Opinión

El cocido de la (pobre) abuela

El cocido gallego guarda relación con la “olla podrida”, que no significa, por cierto, lo que parece, sino que proviene de poderida, es decir, poderosa. Fue mencionada por Cervantes, Lope de Vega y Tirso de Molina, rindiendo así homenaje a la fórmula más exitosa de la culinaria medieval. Este fue el menú habitual tanto en multitud de hogares gallegos como en muchos otros españoles, “que se lo podían permitir”, no pocos de los cuales lo tomaban a diario.

Empero, es necesario establecer algunos distingos y matizaciones teniendo en cuenta las diferencias de clase social. En la época contemporánea, el cocido con el que se alimentaba la gente modesta tenía pocos ingredientes, de mala calidad si tenían que ser comprados (es el caso de las familias obreras y de toda la gente menuda). 

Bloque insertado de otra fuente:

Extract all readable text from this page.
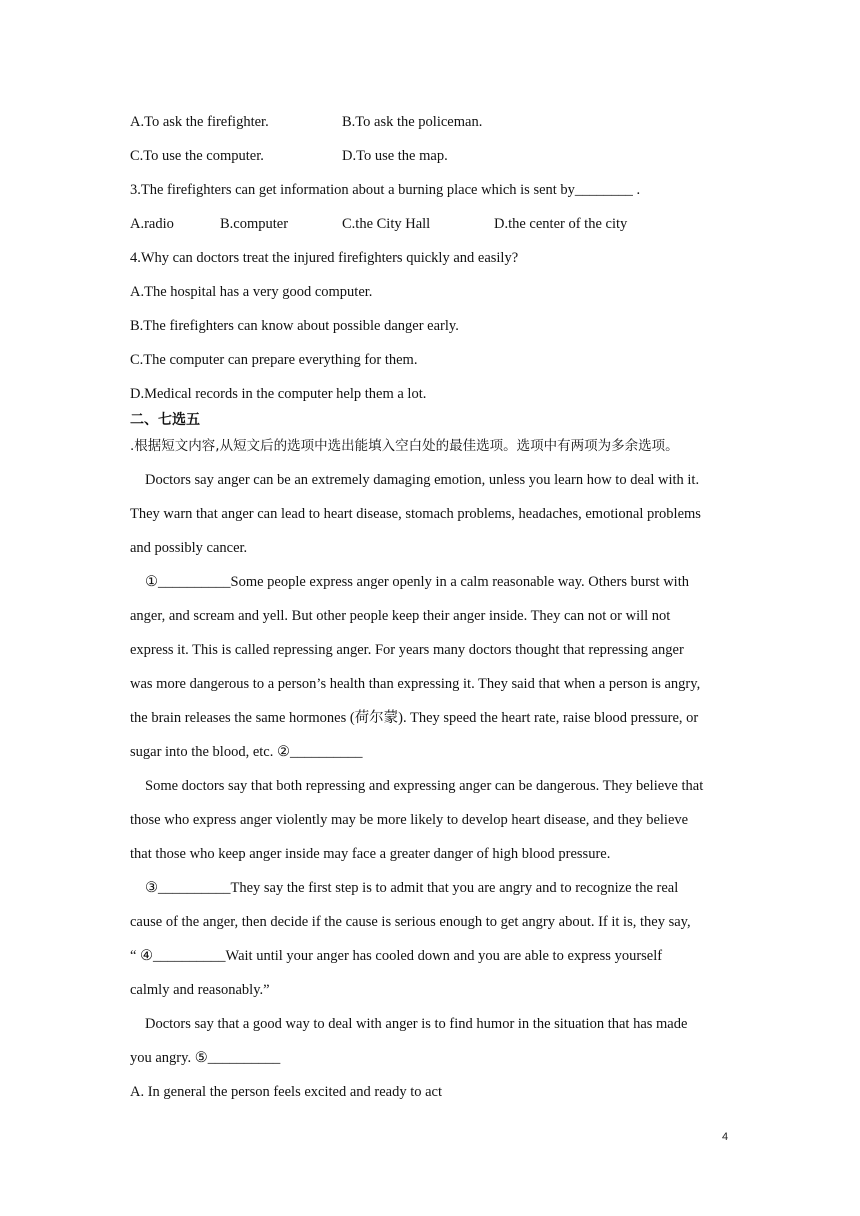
A.To ask the firefighter.	B.To ask the policeman.
C.To use the computer.	D.To use the map.
3.The firefighters can get information about a burning place which is sent by________ .
A.radio	B.computer	C.the City Hall	D.the center of the city
4.Why can doctors treat the injured firefighters quickly and easily?
A.The hospital has a very good computer.
B.The firefighters can know about possible danger early.
C.The computer can prepare everything for them.
D.Medical records in the computer help them a lot.
二、七选五
.根据短文内容,从短文后的选项中选出能填入空白处的最佳选项。选项中有两项为多余选项。
Doctors say anger can be an extremely damaging emotion, unless you learn how to deal with it.
They warn that anger can lead to heart disease, stomach problems, headaches, emotional problems
and possibly cancer.
①__________Some people express anger openly in a calm reasonable way. Others burst with
anger, and scream and yell. But other people keep their anger inside. They can not or will not
express it. This is called repressing anger. For years many doctors thought that repressing anger
was more dangerous to a person’s health than expressing it. They said that when a person is angry,
the brain releases the same hormones (荷尔蒙). They speed the heart rate, raise blood pressure, or
sugar into the blood, etc. ②__________
Some doctors say that both repressing and expressing anger can be dangerous. They believe that
those who express anger violently may be more likely to develop heart disease, and they believe
that those who keep anger inside may face a greater danger of high blood pressure.
③__________They say the first step is to admit that you are angry and to recognize the real
cause of the anger, then decide if the cause is serious enough to get angry about. If it is, they say,
“ ④__________Wait until your anger has cooled down and you are able to express yourself
calmly and reasonably.”
Doctors say that a good way to deal with anger is to find humor in the situation that has made
you angry. ⑤__________
A. In general the person feels excited and ready to act
4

Apuntaba doña Emilia que: “El pote es todavía la comida de los aldeanos de Galicia. Son sus elementos berzas, habas y patatas, deduciéndose que el labrador gallego es vegetariano (por fuerza), y no le va mal con serlo, desde el punto de vista del vigor”. Ya lo señalaba el periodista ourensano Lamas Carvajal: era algo característico de la condición de los campesinos el hecho de ser vegetarianos a su pesar. Opinión que Emilia Pardo Bazán certifica: “los pobres aldeanos sólo rara vez pueden agregar al caldo un despojo del cerdo que salan en su artesa”. No es de estañar que fuera grande su satisfacción en aquellas contadas ocasiones festivas en las que se podían permitir hacer una excepción a esta norma, de lo que daba cuenta una copla popular “Alegría, alegrote, / ya el rabo del cerdo / baila en el pote”.

Por lo regular, desafortunadamente, el cocido solía estar deficientemente preparado en las cocinas populares, como evocaba un informante que había tenido que emigrar: “Se comía muy mal en las aldeas porque non se sabía cocinar; y, además, había mucha miseria”. En efecto, no eran pocas las campesinas pobres y las restantes mujeres pertenecientes las clases subordinadas, que sólo dominaban la gastronomía básica, de mera restitución: caldo, cocido precario, pan y poco más, era lo que podían poner sobre la mesa.

Una culinaria elemental y realizada con arte más bien escaso. Era difícil que no sucediera esto. Estaban demasiado ocupadas: andaban con la lengua fuera haciendo de todo, yendo a por leña y por agua, dando de comer al ganado y a las gallinas, cuidando de los niños, lavando y limpiando la casa, para ponerse aún por encima a cocinar con tino. Sólo una visión idealizadora ha podido concebir a estas fatigadas mujeres de manos encallecidas, obligadas a una inverosímil administración de la pobreza, como abuelas entrañables que cocinaban con amor, a diario y sin descanso. Las ajetreadas vidas que llevaban contribuían a erosionar su paciencia y buen ánimo, sometiéndolo a una ardua prueba. Se sentían, además, bastante quemadas por el hecho de que su trabajo culinario rara vez obtenía algún pequeño reconocimiento. En el otro polo se situaba el cocido de los labradores de buen pasar y la gente acomodada. Este pote privilegiado llevaba, además de lo señalado para el precario, garbanzos. Venían luego las delicias de cerdo: chorizo, costilla salada, también la oreja se consideraba apropiada y, además, el lacón, cuya idoneidad no admitía disputa. En lo que concierne a las carnes frescas, se prefería que fueran de vitela (es decir, ternera): jarrete o falda eran las que el gastrónomo mindoniense tenía por más aconsejables. A la postre, cumplía añadir al pote carne de gallina.

Fuente de dicha era este magno condumio, sobre el que Cunqueiro expresaba con gracia el protocolo que requería su goce, mucho mejor compartido. Sostenía, así, que este placer reclamaba: “asiento reposado, paz interior, calor en los pies y remojo en la boca con tinto cada cuatro bocados. Este es el sacramento”.